T. R. Girill
Society for Technical Communication/Lawrence Livermore National Lab.
Technical Writing: Lessons from Explanatory Graphics
In January, 2013, Niloy J. Mitra and colleagues republished
a clever article from 2010 on how they developed algorithms to
(almost) automatically generate explanatory diagrams
("how-things-work visualizations") for mechanical assemblies
(N. Mitra, et al., "Illustrating how mechanical assemblies work,"
Communications of the Association for Computing Machinery,
Jan. 2013, 56(1), 106-114, DOI 10.1145/2398356.2398379).
Relevant to those of us concerned with building literacy is not
their computer science moves here, however, but their explanatory
ones: they isolated three features that successful explanatory
diagrams need, they suggested a textual counterpart for each,
and they built into their CAD/graphics software responses to the
prime USABILITY challenge that each such feature faces.

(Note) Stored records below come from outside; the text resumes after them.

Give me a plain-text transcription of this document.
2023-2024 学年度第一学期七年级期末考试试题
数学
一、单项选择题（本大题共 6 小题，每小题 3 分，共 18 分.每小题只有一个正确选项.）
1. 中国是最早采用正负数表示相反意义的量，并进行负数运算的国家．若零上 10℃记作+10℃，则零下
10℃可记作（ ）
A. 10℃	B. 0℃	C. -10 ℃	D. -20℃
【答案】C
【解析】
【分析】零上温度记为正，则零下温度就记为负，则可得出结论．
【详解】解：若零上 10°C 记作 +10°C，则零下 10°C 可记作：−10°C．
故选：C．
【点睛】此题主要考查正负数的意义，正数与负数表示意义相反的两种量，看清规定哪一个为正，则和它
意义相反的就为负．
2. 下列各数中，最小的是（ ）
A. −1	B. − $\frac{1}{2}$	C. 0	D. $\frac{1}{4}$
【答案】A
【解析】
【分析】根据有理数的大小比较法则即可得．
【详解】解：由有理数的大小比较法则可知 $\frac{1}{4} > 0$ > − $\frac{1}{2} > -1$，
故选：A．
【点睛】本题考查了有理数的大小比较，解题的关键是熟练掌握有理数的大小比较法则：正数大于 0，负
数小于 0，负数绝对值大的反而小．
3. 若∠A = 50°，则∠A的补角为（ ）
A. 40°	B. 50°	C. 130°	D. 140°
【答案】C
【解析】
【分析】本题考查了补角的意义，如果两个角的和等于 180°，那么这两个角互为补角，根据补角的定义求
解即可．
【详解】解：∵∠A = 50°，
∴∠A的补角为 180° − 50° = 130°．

One key feature of any diagram that adequately explains a
mechanical assembly is motion arrows, visible vectors that
"indicate how individual parts move" (106) relative to other
important parts. Such directional arrows fill the same explanatory
role as do verbs (slide, turn, place) and adverbs (vertically,
slowly, clockwise) in instruction or description text. Verbs, like
arrows, reveal action and interaction.
One big usability challenge for verbs (in text) or motion
arrows (in diagrams) is user viewpoint. Whether a part is placed
vertically or horizontally, or turns clockwise or counterclockwise,
often depends on the vantage point of the viewer (who for repair
tasks may also be the actor or "drive part"). So audience
assessment becomes a crucial aspect of explanatory success in
both the text and graphics cases. The how-things-work software
project included code to place arrows where they were (1) easy
to detect and (2) not hidden by other parts, for the intended
Managing relevant detail is a second shared goal for explanatory
text and diagrams. Hence, a second key feature is a "frame
sequence," one "that highlights the propagation of motions and
interactions from the driver [part] to the rest of the
assembly" (111-112). A frame sequence in a diagram thus fills the
same role as do comparisons and contrasts in a textual explanation.

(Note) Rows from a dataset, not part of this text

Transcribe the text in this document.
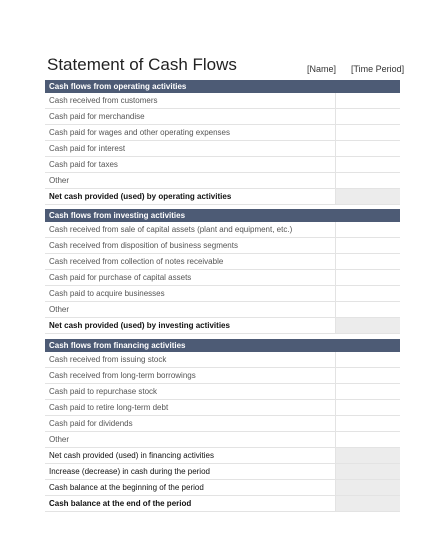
Statement of Cash Flows	[Name] [Time Period]
Cash flows from operating activities
Cash received from customers
Cash paid for merchandise
Cash paid for wages and other operating expenses
Cash paid for interest
Cash paid for taxes
Other
Net cash provided (used) by operating activities
Cash flows from investing activities
Cash received from sale of capital assets (plant and equipment, etc.)
Cash received from disposition of business segments
Cash received from collection of notes receivable
Cash paid for purchase of capital assets
Cash paid to acquire businesses
Other
Net cash provided (used) by investing activities
Cash flows from financing activities
Cash received from issuing stock
Cash received from long-term borrowings
Cash paid to repurchase stock
Cash paid to retire long-term debt
Cash paid for dividends
Other
Net cash provided (used) in financing activities
Increase (decrease) in cash during the period
Cash balance at the beginning of the period
Cash balance at the end of the period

Well chosen text comparisons reveal and clarify steps in a causal
chain or functions of a tool or device, a kind of verbal
One major usability challenge for textual comparisons and
graphical frame sequences alike is managing (verbal or visual)
clutter (to actually focus reader attention and achieve the
sought highlighting). The how-to-diagram software responded to
this challenge by COORDINATING frames and arrows, so that "every
highlighted part [the intended focus of each frame] has at least
one arrow" (112). This is quite like using consistent, coordinated
comparisons (and even just consistent units or benchmarks) across
multiple items in a verbal explanation. In both cases the explainer
must plan ahead, but the user benefits from a much clearer account.

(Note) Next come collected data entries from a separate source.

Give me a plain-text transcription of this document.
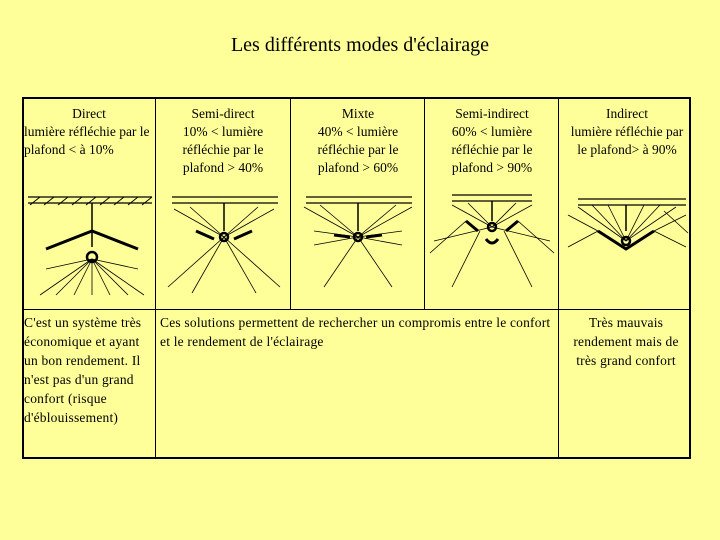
Les différents modes d'éclairage
Direct
lumière réfléchie par le plafond < à 10%
Semi-direct
10% < lumière réfléchie par le plafond > 40%
Mixte
40% < lumière réfléchie par le plafond > 60%
Semi-indirect
60% < lumière réfléchie par le plafond > 90%
Indirect
lumière réfléchie par le plafond> à 90%
C'est un système très économique et ayant un bon rendement. Il n'est pas d'un grand confort (risque d'éblouissement)
Ces solutions permettent de rechercher un compromis entre le confort et le rendement de l'éclairage
Très mauvais rendement mais de très grand confort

Signaling important relationships is a third explanatory goal
that text and diagrams share. A good assembly diagram reveals
(causal) behavior, not just current positions (even if the motion
is only in the viewer's imagination rather than a video sequence).
Among the visual signals that fill this same relationship-
disclosing role in explanatory text are
* lists (whose displayed items are thus signalled to
all be members of the same class--of things, actions, claims, etc.),
* tables (whose row and column structure and labels
relate the tabulated entries to each others), and
* hierarchical headings (which signal the subordination
of topics to one another).
One usability challenge for text or graphics that strives to
reveal relationships is managing time relations just as effectively
as space relations. This often calls for translating the former
(can be abstract) into the latter (where people are more
psychologically adept for evolutionary reasons). The software
of the how-things-work project, for example, used stop motion
(freezing key frames at crucial times) and exploded views (to
make simultaneous actions more clear in space) as a response.
Of course the more parts that are involved the more visual
compensations are needed, just as with complex text where
more elaborate textual organizers are needed.
This look at one ambitious explanatory graphics project is
relevant to anyone teaching effective technical communication for
two reasons. First, it shows the importance of text-graphics
integration (a major Common Core literacy theme). And second,
is shows how much usability principles, derived from empirical
human factors research, apply with equal importance whenever
reliable explanation is the goal. Students can apply that insight
both when they write and when they draw.